Many of Bern’s charms are obvious: the fountain statues, the clock tower,

the long sweep of the Old Town.

But there’s always something else, too, something waiting quietly to be noticed. The cool, narrow Gasschens,

the shop displays,

the tram lines criss-crossing the city.

Everywhere I turn there is something to notice, on those days I remember to notice. It’s like this everywhere; one doesn’t have to live in a five hundred year old city to stop and stare (though I imagine it helps). One just has to stop.

Evening outside my window

April 28th, 2009

Being here

April 27th, 2009

I am fairly sure that even after all these years, I do not take living here for granted. On every clear day I still stop and stare at the Alps
as though I’d just arrived yesterday.

But sometimes I’m reminded that maybe, maybe I do. Just a bit. Maybe I have stopped seeing this city I am privileged to call home. I recently posted a picture to my on-line writing group and got virtual gasps in reply. It’s not every day you see statues like this.

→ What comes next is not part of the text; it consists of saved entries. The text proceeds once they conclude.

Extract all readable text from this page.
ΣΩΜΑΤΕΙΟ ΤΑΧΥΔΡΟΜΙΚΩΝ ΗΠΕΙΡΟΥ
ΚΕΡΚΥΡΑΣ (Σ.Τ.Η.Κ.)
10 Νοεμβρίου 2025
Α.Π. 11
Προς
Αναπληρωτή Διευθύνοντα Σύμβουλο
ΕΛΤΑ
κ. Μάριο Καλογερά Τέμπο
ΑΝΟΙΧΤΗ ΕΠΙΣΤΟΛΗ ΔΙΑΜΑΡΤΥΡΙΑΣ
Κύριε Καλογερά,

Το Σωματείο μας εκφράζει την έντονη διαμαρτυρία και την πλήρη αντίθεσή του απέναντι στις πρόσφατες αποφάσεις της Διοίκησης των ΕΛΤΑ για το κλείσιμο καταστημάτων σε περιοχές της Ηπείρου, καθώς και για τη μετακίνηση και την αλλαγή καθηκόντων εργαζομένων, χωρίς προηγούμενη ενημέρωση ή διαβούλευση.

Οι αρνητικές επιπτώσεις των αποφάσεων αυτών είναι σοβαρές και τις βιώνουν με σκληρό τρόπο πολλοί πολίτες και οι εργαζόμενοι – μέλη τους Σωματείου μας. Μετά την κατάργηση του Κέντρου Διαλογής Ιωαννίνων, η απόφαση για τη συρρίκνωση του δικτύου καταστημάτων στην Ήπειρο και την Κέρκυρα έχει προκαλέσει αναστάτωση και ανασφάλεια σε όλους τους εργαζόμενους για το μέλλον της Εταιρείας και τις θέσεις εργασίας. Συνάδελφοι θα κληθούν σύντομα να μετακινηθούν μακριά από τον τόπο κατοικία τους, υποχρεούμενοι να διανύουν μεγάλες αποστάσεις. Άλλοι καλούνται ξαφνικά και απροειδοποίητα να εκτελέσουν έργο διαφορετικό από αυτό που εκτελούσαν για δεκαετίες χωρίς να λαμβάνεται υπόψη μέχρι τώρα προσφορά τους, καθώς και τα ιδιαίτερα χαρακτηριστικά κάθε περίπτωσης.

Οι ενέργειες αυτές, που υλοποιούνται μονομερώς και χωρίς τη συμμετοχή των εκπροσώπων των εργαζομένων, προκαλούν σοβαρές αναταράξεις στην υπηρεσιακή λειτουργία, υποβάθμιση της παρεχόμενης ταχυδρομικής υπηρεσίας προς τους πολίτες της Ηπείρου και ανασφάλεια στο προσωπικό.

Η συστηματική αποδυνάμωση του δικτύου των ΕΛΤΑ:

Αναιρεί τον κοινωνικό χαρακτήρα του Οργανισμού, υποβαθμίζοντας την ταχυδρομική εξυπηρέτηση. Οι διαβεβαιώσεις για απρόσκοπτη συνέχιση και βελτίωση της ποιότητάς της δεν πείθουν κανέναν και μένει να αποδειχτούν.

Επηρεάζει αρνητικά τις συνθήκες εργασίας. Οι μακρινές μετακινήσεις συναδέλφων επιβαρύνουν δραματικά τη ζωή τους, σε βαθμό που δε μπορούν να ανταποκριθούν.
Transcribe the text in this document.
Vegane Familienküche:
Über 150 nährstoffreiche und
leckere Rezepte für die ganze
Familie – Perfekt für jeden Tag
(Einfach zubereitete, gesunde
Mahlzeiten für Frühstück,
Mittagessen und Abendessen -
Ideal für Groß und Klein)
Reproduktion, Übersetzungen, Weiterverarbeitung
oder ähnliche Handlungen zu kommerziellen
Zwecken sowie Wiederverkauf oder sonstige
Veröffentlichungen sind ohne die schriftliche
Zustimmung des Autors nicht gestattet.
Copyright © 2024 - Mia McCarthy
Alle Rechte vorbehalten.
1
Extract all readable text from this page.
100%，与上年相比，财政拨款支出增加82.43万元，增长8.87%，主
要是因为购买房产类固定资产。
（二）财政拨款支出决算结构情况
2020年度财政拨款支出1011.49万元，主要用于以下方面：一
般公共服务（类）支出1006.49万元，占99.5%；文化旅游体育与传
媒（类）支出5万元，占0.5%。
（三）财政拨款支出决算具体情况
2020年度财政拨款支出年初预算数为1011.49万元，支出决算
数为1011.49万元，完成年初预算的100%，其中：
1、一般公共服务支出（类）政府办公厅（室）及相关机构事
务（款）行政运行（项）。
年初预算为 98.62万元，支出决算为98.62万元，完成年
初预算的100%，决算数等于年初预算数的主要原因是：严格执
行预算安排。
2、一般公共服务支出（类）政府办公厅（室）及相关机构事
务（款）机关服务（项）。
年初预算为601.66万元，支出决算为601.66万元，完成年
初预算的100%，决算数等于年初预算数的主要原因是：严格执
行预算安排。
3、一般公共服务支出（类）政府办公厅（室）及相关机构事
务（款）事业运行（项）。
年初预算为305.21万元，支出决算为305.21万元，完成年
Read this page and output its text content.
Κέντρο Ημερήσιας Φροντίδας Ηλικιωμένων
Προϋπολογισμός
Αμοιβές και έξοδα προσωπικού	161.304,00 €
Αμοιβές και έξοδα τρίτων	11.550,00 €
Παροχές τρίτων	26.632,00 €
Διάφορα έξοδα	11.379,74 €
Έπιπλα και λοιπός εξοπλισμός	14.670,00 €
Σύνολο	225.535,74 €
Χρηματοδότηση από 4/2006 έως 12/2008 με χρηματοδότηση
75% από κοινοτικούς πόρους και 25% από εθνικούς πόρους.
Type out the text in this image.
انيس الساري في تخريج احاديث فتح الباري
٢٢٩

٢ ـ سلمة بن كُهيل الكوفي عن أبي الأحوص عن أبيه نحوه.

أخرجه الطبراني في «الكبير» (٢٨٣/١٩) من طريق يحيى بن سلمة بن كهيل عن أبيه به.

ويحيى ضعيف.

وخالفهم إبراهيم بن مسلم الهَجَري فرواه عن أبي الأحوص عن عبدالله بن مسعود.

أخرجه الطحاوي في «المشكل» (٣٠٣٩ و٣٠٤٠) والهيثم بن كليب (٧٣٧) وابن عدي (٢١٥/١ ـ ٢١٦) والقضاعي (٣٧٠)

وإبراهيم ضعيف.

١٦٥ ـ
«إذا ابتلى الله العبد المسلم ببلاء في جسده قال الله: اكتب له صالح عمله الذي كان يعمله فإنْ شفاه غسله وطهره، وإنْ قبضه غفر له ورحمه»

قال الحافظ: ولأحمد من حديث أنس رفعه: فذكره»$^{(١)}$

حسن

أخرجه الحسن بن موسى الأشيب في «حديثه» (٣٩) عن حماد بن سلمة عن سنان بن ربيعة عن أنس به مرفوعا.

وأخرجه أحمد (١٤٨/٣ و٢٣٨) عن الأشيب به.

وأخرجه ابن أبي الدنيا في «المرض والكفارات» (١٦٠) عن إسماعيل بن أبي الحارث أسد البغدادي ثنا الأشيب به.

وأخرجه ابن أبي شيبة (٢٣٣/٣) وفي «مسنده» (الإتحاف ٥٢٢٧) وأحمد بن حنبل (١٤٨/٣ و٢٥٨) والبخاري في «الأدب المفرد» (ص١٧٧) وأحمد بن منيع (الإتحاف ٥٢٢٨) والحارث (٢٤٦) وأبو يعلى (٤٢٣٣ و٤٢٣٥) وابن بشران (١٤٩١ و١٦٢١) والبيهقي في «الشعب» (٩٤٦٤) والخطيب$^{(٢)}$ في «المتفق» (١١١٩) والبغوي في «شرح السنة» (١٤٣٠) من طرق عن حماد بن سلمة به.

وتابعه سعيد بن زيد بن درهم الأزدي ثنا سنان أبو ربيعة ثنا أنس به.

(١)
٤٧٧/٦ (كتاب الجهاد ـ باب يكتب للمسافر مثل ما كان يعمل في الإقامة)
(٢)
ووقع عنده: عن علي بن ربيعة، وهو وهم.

Except, for me, it is every day. These Bernese statues on these Bernese streets. I must walk past them four days out of seven. And I know they’re stunning – I continue to take pictures of them, after all – but I forget, I guess, how otherly they are, how utterly special. Sometimes, it takes another person’s intake of breath to remind me to sigh. It takes another person’s eyes going wide to remind me to close my own in gratitude. That happened to me last week, so I’m going to take some time to look closely at the streets of my city. Because my home, it makes people stop and stare. I should be one of those people.